“Perceive / Deceive” – the title of Liz Black’s Spring Summer 2014 presentation. A title that evokes mystery and wonder and invites the audience to make their own perceptions of the collection (or so the show notes tell me).
When first entering Black’s presentation room, I wasn’t quite sure what to make of it; just two models stood still next to sharp white structures while mannequins were spread around the room wearing different pieces of the collection; at the end of the room, a projector shone onto a white wall revealing snippets of models showing off looks from behind a screen – not something I’d experienced before. But then that’s the beauty of presentations – it’s a chance for designers to showcase their hard work in an environment that a runway might not allow, a chance to create an entirely new conceptual experience.

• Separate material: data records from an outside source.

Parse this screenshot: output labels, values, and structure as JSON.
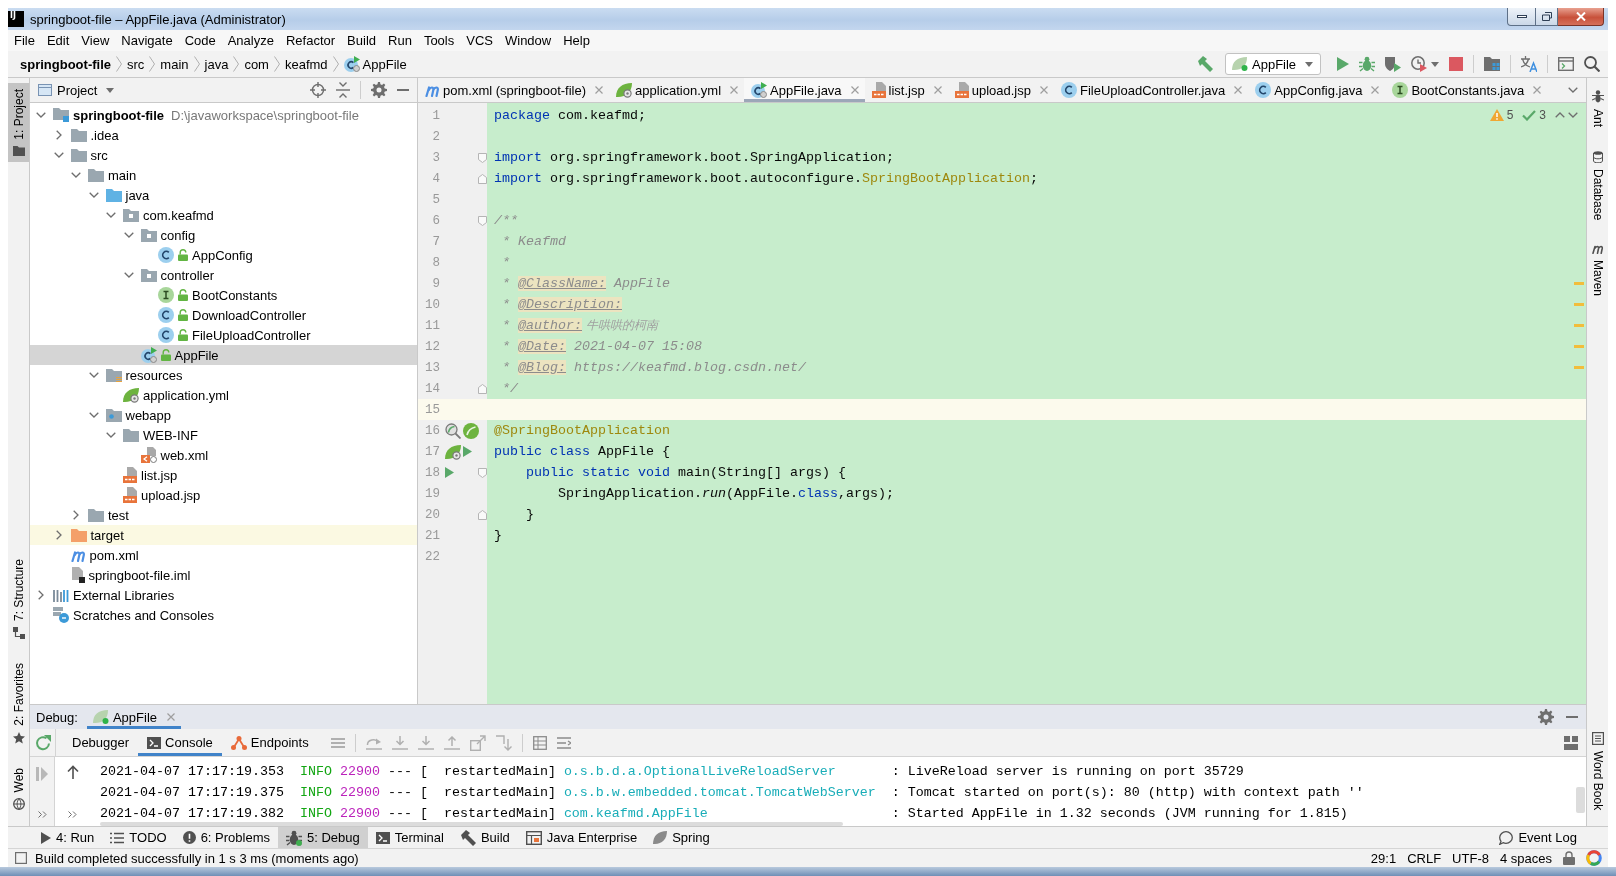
{
  "window": {
    "logo": "IJ",
    "title": "springboot-file – AppFile.java (Administrator)"
  },
  "menu": [
    "File",
    "Edit",
    "View",
    "Navigate",
    "Code",
    "Analyze",
    "Refactor",
    "Build",
    "Run",
    "Tools",
    "VCS",
    "Window",
    "Help"
  ],
  "breadcrumb": [
    {
      "label": "springboot-file",
      "kind": "project"
    },
    {
      "label": "src",
      "kind": "dir"
    },
    {
      "label": "main",
      "kind": "dir"
    },
    {
      "label": "java",
      "kind": "dir"
    },
    {
      "label": "com",
      "kind": "dir"
    },
    {
      "label": "keafmd",
      "kind": "dir"
    },
    {
      "label": "AppFile",
      "kind": "boot-class"
    }
  ],
  "run_config": {
    "label": "AppFile"
  },
  "left_stripe": {
    "top": [
      {
        "label": "1: Project",
        "kind": "project",
        "selected": true
      }
    ],
    "bottom": [
      {
        "label": "7: Structure",
        "kind": "structure",
        "selected": false
      },
      {
        "label": "2: Favorites",
        "kind": "favorites",
        "selected": false
      },
      {
        "label": "Web",
        "kind": "web",
        "selected": false
      }
    ]
  },
  "right_stripe": {
    "top": [
      {
        "label": "Ant",
        "kind": "ant",
        "selected": false
      },
      {
        "label": "Database",
        "kind": "database",
        "selected": false
      },
      {
        "label": "Maven",
        "kind": "maven",
        "selected": false
      }
    ],
    "bottom": [
      {
        "label": "Word Book",
        "kind": "book",
        "selected": false
      }
    ]
  },
  "project_panel": {
    "title": "Project",
    "tree": [
      {
        "label": "springboot-file",
        "hint": "D:\\javaworkspace\\springboot-file",
        "kind": "module",
        "expanded": true,
        "selected": false,
        "children": [
          {
            "label": ".idea",
            "kind": "folder",
            "expanded": false,
            "selected": false
          },
          {
            "label": "src",
            "kind": "folder",
            "expanded": true,
            "selected": false,
            "children": [
              {
                "label": "main",
                "kind": "folder",
                "expanded": true,
                "selected": false,
                "children": [
                  {
                    "label": "java",
                    "kind": "source-folder",
                    "expanded": true,
                    "selected": false,
                    "children": [
                      {
                        "label": "com.keafmd",
                        "kind": "package",
                        "expanded": true,
                        "selected": false,
                        "children": [
                          {
                            "label": "config",
                            "kind": "package",
                            "expanded": true,
                            "selected": false,
                            "children": [
                              {
                                "label": "AppConfig",
                                "kind": "class",
                                "selected": false
                              }
                            ]
                          },
                          {
                            "label": "controller",
                            "kind": "package",
                            "expanded": true,
                            "selected": false,
                            "children": [
                              {
                                "label": "BootConstants",
                                "kind": "interface",
                                "selected": false
                              },
                              {
                                "label": "DownloadController",
                                "kind": "class",
                                "selected": false
                              },
                              {
                                "label": "FileUploadController",
                                "kind": "class",
                                "selected": false
                              }
                            ]
                          },
                          {
                            "label": "AppFile",
                            "kind": "boot-class",
                            "selected": true
                          }
                        ]
                      }
                    ]
                  },
                  {
                    "label": "resources",
                    "kind": "resources-folder",
                    "expanded": true,
                    "selected": false,
                    "children": [
                      {
                        "label": "application.yml",
                        "kind": "spring-yaml",
                        "selected": false
                      }
                    ]
                  },
                  {
                    "label": "webapp",
                    "kind": "web-folder",
                    "expanded": true,
                    "selected": false,
                    "children": [
                      {
                        "label": "WEB-INF",
                        "kind": "folder",
                        "expanded": true,
                        "selected": false,
                        "children": [
                          {
                            "label": "web.xml",
                            "kind": "xml",
                            "selected": false
                          }
                        ]
                      },
                      {
                        "label": "list.jsp",
                        "kind": "jsp",
                        "selected": false
                      },
                      {
                        "label": "upload.jsp",
                        "kind": "jsp",
                        "selected": false
                      }
                    ]
                  }
                ]
              },
              {
                "label": "test",
                "kind": "folder",
                "expanded": false,
                "selected": false
              }
            ]
          },
          {
            "label": "target",
            "kind": "excluded-folder",
            "expanded": false,
            "selected": false
          },
          {
            "label": "pom.xml",
            "kind": "maven",
            "selected": false
          },
          {
            "label": "springboot-file.iml",
            "kind": "iml",
            "selected": false
          }
        ]
      },
      {
        "label": "External Libraries",
        "kind": "libraries",
        "expanded": false,
        "selected": false
      },
      {
        "label": "Scratches and Consoles",
        "kind": "scratches",
        "selected": false
      }
    ]
  },
  "editor": {
    "tabs": [
      {
        "label": "pom.xml (springboot-file)",
        "kind": "maven",
        "selected": false
      },
      {
        "label": "application.yml",
        "kind": "spring-yaml",
        "selected": false
      },
      {
        "label": "AppFile.java",
        "kind": "boot-class",
        "selected": true
      },
      {
        "label": "list.jsp",
        "kind": "jsp",
        "selected": false
      },
      {
        "label": "upload.jsp",
        "kind": "jsp",
        "selected": false
      },
      {
        "label": "FileUploadController.java",
        "kind": "class",
        "selected": false
      },
      {
        "label": "AppConfig.java",
        "kind": "class",
        "selected": false
      },
      {
        "label": "BootConstants.java",
        "kind": "interface",
        "selected": false
      }
    ],
    "inspections": {
      "warnings": "5",
      "typos": "3"
    },
    "lines": [
      {
        "number": "1",
        "current": false,
        "warning": false,
        "tokens": [
          {
            "kind": "keyword",
            "text": "package"
          },
          {
            "kind": "plain",
            "text": " com.keafmd;"
          }
        ]
      },
      {
        "number": "2",
        "current": false,
        "warning": false
      },
      {
        "number": "3",
        "current": false,
        "warning": false,
        "fold": {
          "kind": "start"
        },
        "tokens": [
          {
            "kind": "keyword",
            "text": "import"
          },
          {
            "kind": "plain",
            "text": " org.springframework.boot.SpringApplication;"
          }
        ]
      },
      {
        "number": "4",
        "current": false,
        "warning": false,
        "fold": {
          "kind": "end"
        },
        "tokens": [
          {
            "kind": "keyword",
            "text": "import"
          },
          {
            "kind": "plain",
            "text": " org.springframework.boot.autoconfigure."
          },
          {
            "kind": "annotation",
            "text": "SpringBootApplication"
          },
          {
            "kind": "plain",
            "text": ";"
          }
        ]
      },
      {
        "number": "5",
        "current": false,
        "warning": false
      },
      {
        "number": "6",
        "current": false,
        "warning": false,
        "fold": {
          "kind": "start"
        },
        "tokens": [
          {
            "kind": "comment",
            "text": "/**"
          }
        ]
      },
      {
        "number": "7",
        "current": false,
        "warning": false,
        "tokens": [
          {
            "kind": "comment",
            "text": " * Keafmd"
          }
        ]
      },
      {
        "number": "8",
        "current": false,
        "warning": false,
        "tokens": [
          {
            "kind": "comment",
            "text": " *"
          }
        ]
      },
      {
        "number": "9",
        "current": false,
        "warning": true,
        "tokens": [
          {
            "kind": "comment",
            "text": " * "
          },
          {
            "kind": "doctag",
            "text": "@ClassName:"
          },
          {
            "kind": "comment",
            "text": " AppFile"
          }
        ]
      },
      {
        "number": "10",
        "current": false,
        "warning": true,
        "tokens": [
          {
            "kind": "comment",
            "text": " * "
          },
          {
            "kind": "doctag",
            "text": "@Description:"
          }
        ]
      },
      {
        "number": "11",
        "current": false,
        "warning": true,
        "tokens": [
          {
            "kind": "comment",
            "text": " * "
          },
          {
            "kind": "doctag",
            "text": "@author:"
          },
          {
            "kind": "cjk",
            "text": " 牛哄哄的柯南"
          }
        ]
      },
      {
        "number": "12",
        "current": false,
        "warning": true,
        "tokens": [
          {
            "kind": "comment",
            "text": " * "
          },
          {
            "kind": "doctag",
            "text": "@Date:"
          },
          {
            "kind": "comment",
            "text": " 2021-04-07 15:08"
          }
        ]
      },
      {
        "number": "13",
        "current": false,
        "warning": true,
        "tokens": [
          {
            "kind": "comment",
            "text": " * "
          },
          {
            "kind": "doctag",
            "text": "@Blog:"
          },
          {
            "kind": "comment",
            "text": " https://keafmd.blog.csdn.net/"
          }
        ]
      },
      {
        "number": "14",
        "current": false,
        "warning": false,
        "fold": {
          "kind": "end"
        },
        "tokens": [
          {
            "kind": "comment",
            "text": " */"
          }
        ]
      },
      {
        "number": "15",
        "current": true,
        "warning": false
      },
      {
        "number": "16",
        "current": false,
        "warning": false,
        "gutter": [
          {
            "kind": "bean-search"
          },
          {
            "kind": "bean"
          }
        ],
        "tokens": [
          {
            "kind": "annotation",
            "text": "@SpringBootApplication"
          }
        ]
      },
      {
        "number": "17",
        "current": false,
        "warning": false,
        "gutter": [
          {
            "kind": "boot"
          },
          {
            "kind": "run"
          }
        ],
        "tokens": [
          {
            "kind": "keyword",
            "text": "public"
          },
          {
            "kind": "keyword",
            "text": " class"
          },
          {
            "kind": "plain",
            "text": " AppFile {"
          }
        ]
      },
      {
        "number": "18",
        "current": false,
        "warning": false,
        "gutter": [
          {
            "kind": "run"
          }
        ],
        "fold": {
          "kind": "start"
        },
        "tokens": [
          {
            "kind": "keyword",
            "text": "    public"
          },
          {
            "kind": "keyword",
            "text": " static"
          },
          {
            "kind": "keyword",
            "text": " void"
          },
          {
            "kind": "plain",
            "text": " main(String[] args) {"
          }
        ]
      },
      {
        "number": "19",
        "current": false,
        "warning": false,
        "tokens": [
          {
            "kind": "plain",
            "text": "        SpringApplication."
          },
          {
            "kind": "static-call",
            "text": "run"
          },
          {
            "kind": "plain",
            "text": "(AppFile."
          },
          {
            "kind": "keyword",
            "text": "class"
          },
          {
            "kind": "plain",
            "text": ",args);"
          }
        ]
      },
      {
        "number": "20",
        "current": false,
        "warning": false,
        "fold": {
          "kind": "end"
        },
        "tokens": [
          {
            "kind": "plain",
            "text": "    }"
          }
        ]
      },
      {
        "number": "21",
        "current": false,
        "warning": false,
        "tokens": [
          {
            "kind": "plain",
            "text": "}"
          }
        ]
      },
      {
        "number": "22",
        "current": false,
        "warning": false
      }
    ]
  },
  "debug": {
    "title": "Debug:",
    "sessions": [
      {
        "label": "AppFile",
        "kind": "boot",
        "selected": true
      }
    ],
    "tabs": [
      {
        "label": "Debugger",
        "kind": "plain",
        "selected": false
      },
      {
        "label": "Console",
        "kind": "console",
        "selected": true
      },
      {
        "label": "Endpoints",
        "kind": "endpoints",
        "selected": false
      }
    ],
    "console": [
      {
        "segments": [
          {
            "kind": "time",
            "text": "2021-04-07 17:17:19.353"
          },
          {
            "kind": "level",
            "text": "INFO"
          },
          {
            "kind": "pid",
            "text": "22900"
          },
          {
            "kind": "thread",
            "text": "--- [  restartedMain]"
          },
          {
            "kind": "logger",
            "text": "o.s.b.d.a.OptionalLiveReloadServer"
          },
          {
            "kind": "message",
            "text": ": LiveReload server is running on port 35729"
          }
        ]
      },
      {
        "segments": [
          {
            "kind": "time",
            "text": "2021-04-07 17:17:19.375"
          },
          {
            "kind": "level",
            "text": "INFO"
          },
          {
            "kind": "pid",
            "text": "22900"
          },
          {
            "kind": "thread",
            "text": "--- [  restartedMain]"
          },
          {
            "kind": "logger",
            "text": "o.s.b.w.embedded.tomcat.TomcatWebServer"
          },
          {
            "kind": "message",
            "text": ": Tomcat started on port(s): 80 (http) with context path ''"
          }
        ]
      },
      {
        "segments": [
          {
            "kind": "time",
            "text": "2021-04-07 17:17:19.382"
          },
          {
            "kind": "level",
            "text": "INFO"
          },
          {
            "kind": "pid",
            "text": "22900"
          },
          {
            "kind": "thread",
            "text": "--- [  restartedMain]"
          },
          {
            "kind": "logger",
            "text": "com.keafmd.AppFile"
          },
          {
            "kind": "message",
            "text": ": Started AppFile in 1.32 seconds (JVM running for 1.815)"
          }
        ]
      }
    ]
  },
  "bottom_bar": {
    "tools": [
      {
        "label": "4: Run",
        "kind": "run",
        "selected": false
      },
      {
        "label": "TODO",
        "kind": "todo",
        "selected": false
      },
      {
        "label": "6: Problems",
        "kind": "problems",
        "selected": false
      },
      {
        "label": "5: Debug",
        "kind": "debug",
        "selected": true
      },
      {
        "label": "Terminal",
        "kind": "terminal",
        "selected": false
      },
      {
        "label": "Build",
        "kind": "build",
        "selected": false
      },
      {
        "label": "Java Enterprise",
        "kind": "enterprise",
        "selected": false
      },
      {
        "label": "Spring",
        "kind": "spring",
        "selected": false
      }
    ],
    "event_log": "Event Log"
  },
  "status_bar": {
    "message": "Build completed successfully in 1 s 3 ms (moments ago)",
    "items": [
      "29:1",
      "CRLF",
      "UTF-8",
      "4 spaces"
    ]
  }
}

Going back to the title, Black’s collection was inspired by the optical artist Jesus Rafael Soto and the conceptual world of Venezuelan Kinetic “where you are invited to form your own personal perception of colour, line and touch”. Using these inspirations, Black created geometrical looks using bold colours of cobalt blue, greens and greys on structured materials with strong silhouettes.
Stand out pieces included an all-blue shorts and leather jacket suit with hair wildly quiffed at the front with a flash of cobalt blue smeared across the eyes. However, the most intriguing looks on show were structured dresses with black and white striped panels and flashes of either blue or yellow with 3D scaffolding-like structures.
The geometric features within the collection along with the sharp architectural setting of the room worked together to create the perfect showcase of Black’s optical concepts and inspirations. Although a little mystifying at first, I can’t help but feel that Black’s choice of presentation suited her collection perfectly, as a catwalk just wouldn’t have done it justice. For this collection, context was everything.